Le passage sous silence de la phase de réincorporation qu’ont en commun la plupart de ces parcours met en évidence la part d’inconciliable entre cette guerre étrange et la suite des événements — l’Occupation, la reconstruction — de même qu’entre les expériences individuelles du conflit et les récits collectifs qui tâchent de les intégrer. Leurs références à l’initiation contribuent ainsi à ériger ces romans en gardiens de l’incohérence de la drôle de guerre.

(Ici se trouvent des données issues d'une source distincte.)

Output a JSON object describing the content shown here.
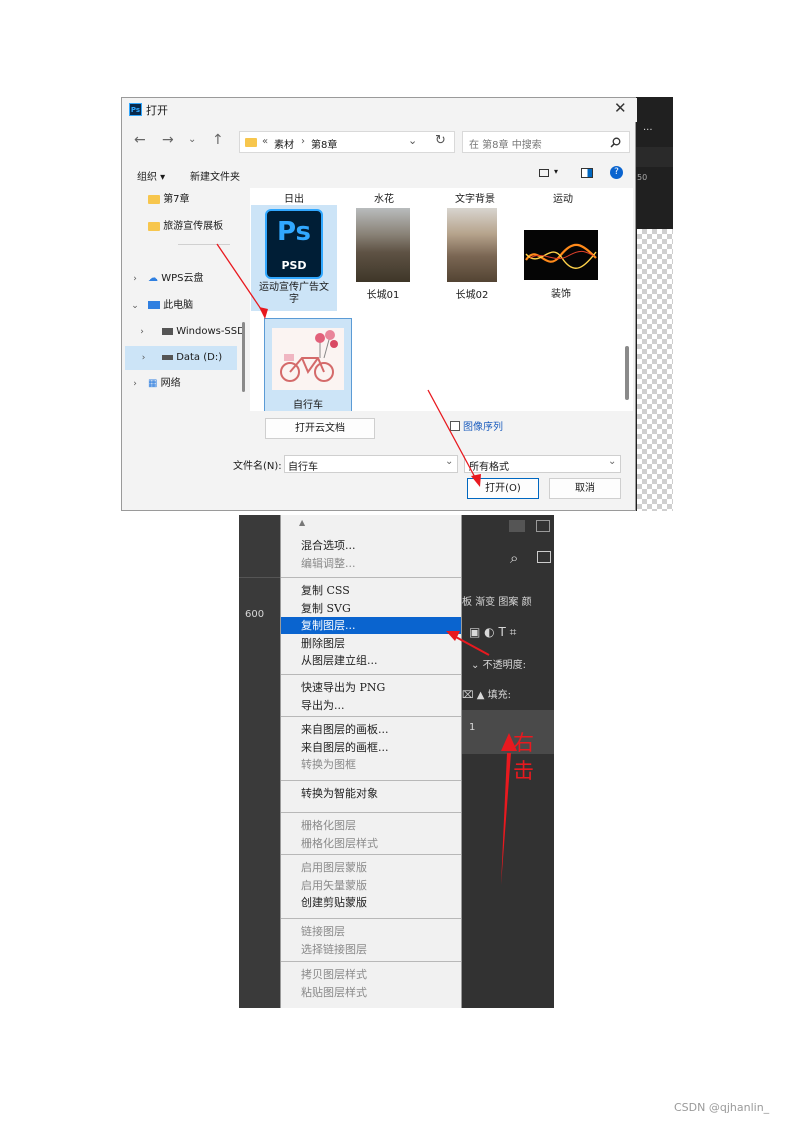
{
  "dialog": {
    "title": "打开",
    "app_badge": "Ps",
    "breadcrumb": [
      "«",
      "素材",
      "›",
      "第8章"
    ],
    "search_placeholder": "在 第8章 中搜索",
    "toolbar": {
      "organize": "组织 ▾",
      "new_folder": "新建文件夹"
    },
    "sidebar": [
      {
        "label": "第7章",
        "type": "folder"
      },
      {
        "label": "旅游宣传展板",
        "type": "folder"
      },
      {
        "label": "WPS云盘",
        "type": "cloud"
      },
      {
        "label": "此电脑",
        "type": "pc"
      },
      {
        "label": "Windows-SSD",
        "type": "drive"
      },
      {
        "label": "Data (D:)",
        "type": "drive",
        "selected": true
      },
      {
        "label": "网络",
        "type": "network"
      }
    ],
    "column_headers": [
      "日出",
      "水花",
      "文字背景",
      "运动"
    ],
    "files": [
      {
        "name": "运动宣传广告文字",
        "kind": "psd",
        "icon_text": "Ps",
        "icon_sub": "PSD"
      },
      {
        "name": "长城01",
        "kind": "photo"
      },
      {
        "name": "长城02",
        "kind": "photo"
      },
      {
        "name": "装饰",
        "kind": "photo"
      },
      {
        "name": "自行车",
        "kind": "image",
        "selected": true
      }
    ],
    "cloud_doc_button": "打开云文档",
    "image_sequence": "图像序列",
    "filename_label": "文件名(N):",
    "filename_value": "自行车",
    "filetype_value": "所有格式",
    "open_button": "打开(O)",
    "cancel_button": "取消",
    "bg_ruler": "50",
    "bg_dots": "···"
  },
  "ps_bg": {
    "ruler": "600",
    "panel_tabs": [
      "板",
      "渐变",
      "图案",
      "颜"
    ],
    "opacity_label": "不透明度:",
    "fill_label": "填充:",
    "layer_num": "1"
  },
  "context_menu": {
    "groups": [
      [
        {
          "label": "混合选项...",
          "enabled": true
        },
        {
          "label": "编辑调整...",
          "enabled": false
        }
      ],
      [
        {
          "label": "复制 CSS",
          "enabled": true
        },
        {
          "label": "复制 SVG",
          "enabled": true
        },
        {
          "label": "复制图层...",
          "enabled": true,
          "highlighted": true
        },
        {
          "label": "删除图层",
          "enabled": true
        },
        {
          "label": "从图层建立组...",
          "enabled": true
        }
      ],
      [
        {
          "label": "快速导出为 PNG",
          "enabled": true
        },
        {
          "label": "导出为...",
          "enabled": true
        }
      ],
      [
        {
          "label": "来自图层的画板...",
          "enabled": true
        },
        {
          "label": "来自图层的画框...",
          "enabled": true
        },
        {
          "label": "转换为图框",
          "enabled": false
        }
      ],
      [
        {
          "label": "转换为智能对象",
          "enabled": true
        }
      ],
      [
        {
          "label": "栅格化图层",
          "enabled": false
        },
        {
          "label": "栅格化图层样式",
          "enabled": false
        }
      ],
      [
        {
          "label": "启用图层蒙版",
          "enabled": false
        },
        {
          "label": "启用矢量蒙版",
          "enabled": false
        },
        {
          "label": "创建剪贴蒙版",
          "enabled": true
        }
      ],
      [
        {
          "label": "链接图层",
          "enabled": false
        },
        {
          "label": "选择链接图层",
          "enabled": false
        }
      ],
      [
        {
          "label": "拷贝图层样式",
          "enabled": false
        },
        {
          "label": "粘贴图层样式",
          "enabled": false
        }
      ]
    ]
  },
  "annotation": {
    "right_click_1": "右",
    "right_click_2": "击"
  },
  "footer": "CSDN @qjhanlin_",
  "colors": {
    "highlight": "#0a64cf",
    "annotation": "#e8191f",
    "ps_blue": "#31a8ff"
  }
}
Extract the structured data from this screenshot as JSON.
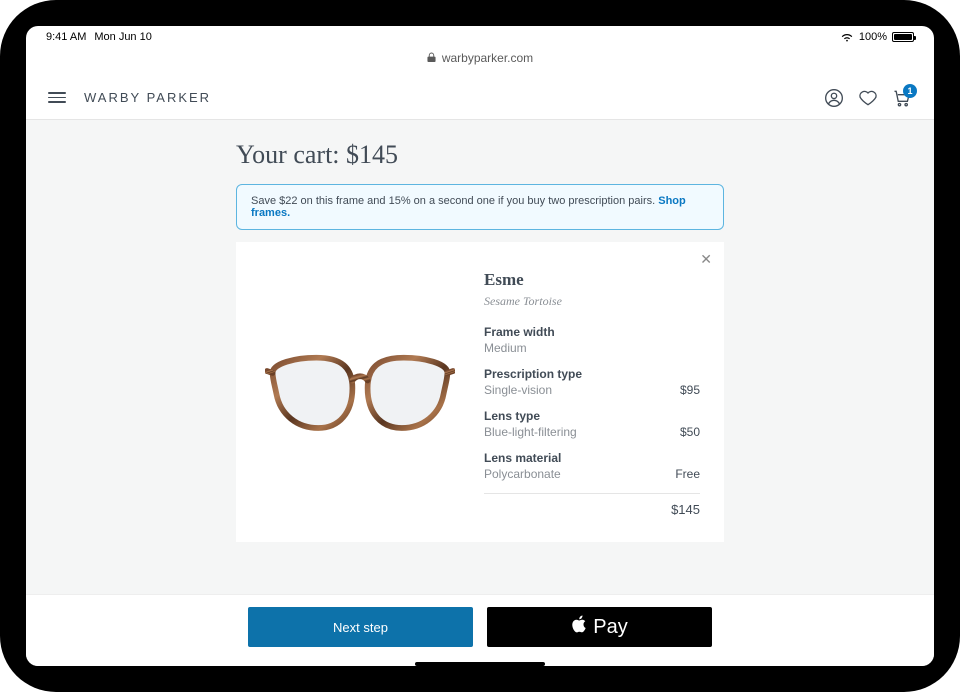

  1. 1Le terme « schéma » est ici préféré à celui de « rite » (plus courant en anthropologie) parce qu’il rend compte d’un éventail plus large de phénomènes et de références initiatiques, lesquels peuvent être plus ou moins ritualisés. En ce qui concerne les trois récits considérés, bien que tous tendent à figer en rituels certaines habitudes bien ancrées de leurs personnages, l’exceptionnalité et l’imprévisibilité relatives de la guerre moderne en général et celle de 1939-1940 en particulier, avec la phase de latence qui lui a valu son surnom et l’exode des civils pendant la débâcle, tendent à soustraire celle-ci à la ritualisation.
  2. 2Au sujet de l’avenir de la France qui se profile dans Suite française, voir Dupont (2008 : 103-126).
  3. 3Ce schéma a été mis en lumière par Jacques Dubois (1972), qui en résume les six étapes essentielles en ces termes :

    a) à la faveur d’un événement, le héros rompt avec ses habitudes, ses fonctions et les normes de son milieu ;

    b) sa rupture est consacrée par un crime ;

    c) il connaît l’évasion, l’aventure et un certain envers des choses dans un monde trouble ;

    d) sa « libération » est consacrée par une rédemption ;

    e) il échoue, soit qu’il devienne fou, soit qu’il revienne au départ avec une impression de néant ;

    f) toutefois, le héros a conquis, en cours d’expérience, une sorte de lucidité et il a dressé un bilan de soi (Dubois 1972 : 64).

  4. 4« Je n’étais pas révolté contre mon mode de vie. Je l’avais choisi. J’avais réalisé patiemment un idéal qui, jusqu’à la veille [de l’évacuation], je le répète en toute sincérité, m’avait donné satisfaction » (Simenon 1961 : 857).